Cancer immunotherapies harness the power of the patient’s immune system to destroy malignant cells for the treatment of cancers. They typically rely on the ability of the host’s immune system to recognise tumour antigens and effectively eradicate tumour cells. Immune checkpoint inhibitiors have been used successfully for the treatment of a variety of cancers by releasing effector T cells from checkpoint-mediated inhibition of their activity. However, their therapeutic efficiency depends on the presence of an endogenous tumour-reactive T cell population.
In many cancers, tumour-reactive T cells – that is, T cells expressing receptor molecules capable of recognising a tumour antigen and directing an immune response to cells expressing the antigen – are either present in the host at low frequency, or otherwise have impaired function. The identification and expansion of tumour antigen-specific T cells therefore represents a promising strategy for the treatment of cancers.
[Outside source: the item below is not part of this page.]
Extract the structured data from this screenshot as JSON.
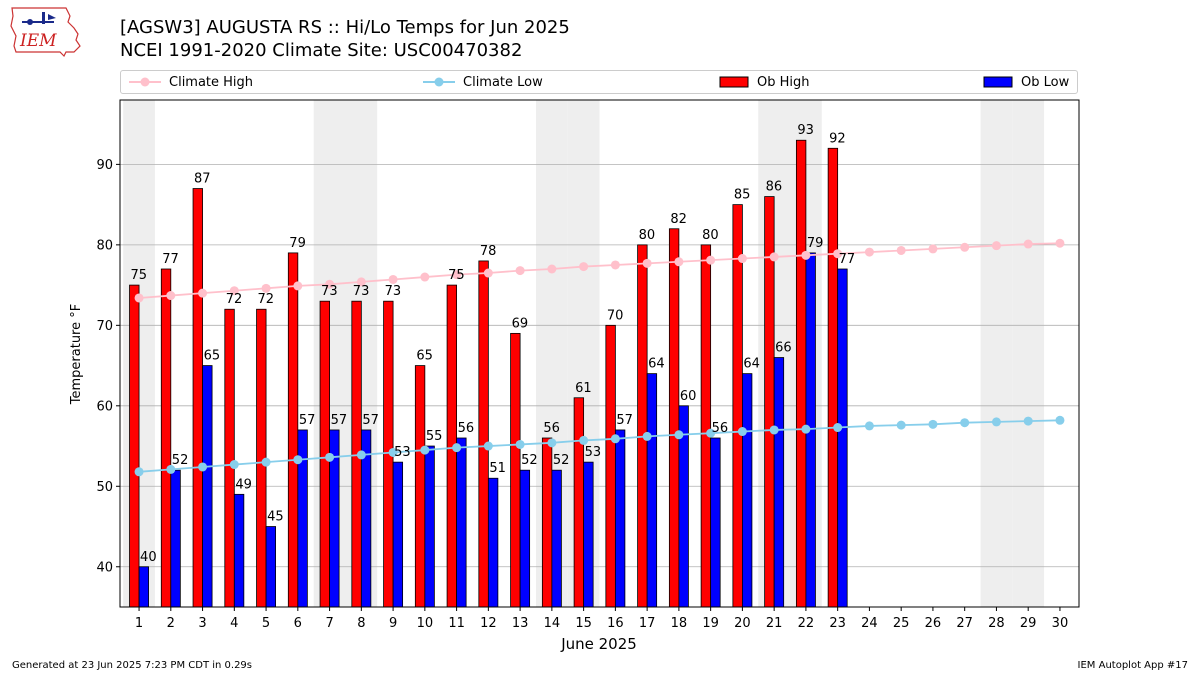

Tumour antigens targeted by tumour-specific T cells can broadly be divided into public antigens and private antigens. Public antigens are expressed by normal, non-cancerous cells, but their expression may be upregulated or atypical in certain cancers. Due to their expression by normal cells and tissues, therapeutic intervention targeting such antigens can have severe side effects. By contrast, private antigens, or so-called “neoantigens”, result from somatic mutations within tumour cells, and as such are often tumour- or patient-specific. As they are not expressed by normal, non-cancerous cells, neoantigens are particularly promising targets for therapeutic intervention with minimal deleterious off-target effects.
Neoantigens and T cells specific for such antigens can be present at low frequency, and so identifying them can be challenging. However, recent advances in high-throughput deep sequencing technology has facilitated neoantigen discovery. Moreover, innovative methods for isolating neoantigen-specific T cells from tumour tissue and blood have been developed, such as nanoparticle-barcoded nucleic acid cell sorting, which uses fluorescent DNA barcodes presented on nanoparticle scaffolds for the detection and isolation of neoantigen-specific T cells. After isolation, the neoantigen-specific T cells are expanded to obtain sufficient numbers of effector T cells for infusion back into the patient. Alternative methods for generating populations of neoantigen-specific T cells for use in the treatment of cancers by adoptive transfer include cloning TCR genes from neoantigen-specific T cells for expression in a distinct population of effector T cells.
While adoptive transfer of neoantigen-specific T cells has emerged as a promising new kind of cancer immunotherapy, several challenges remain. Firstly, procedures will need to be developed and optimised for the efficient cloning of TCRs and ex vivo expansion of effector T cells. Time scales for producing populations of neoantigen-specific T cells for use in adoptive transfer will need to be minimised in order to meet the therapeutic demand for the treatment of rapidly progressing cancers. It may also be necessary to devise strategies to minimise or prevent tumour immune evasion by further editing of the mutated antigen.
Solutions to these technical challenges will provide exciting commercial opportunities for innovators advancing neoantigen-specific T cell therapies towards the clinic.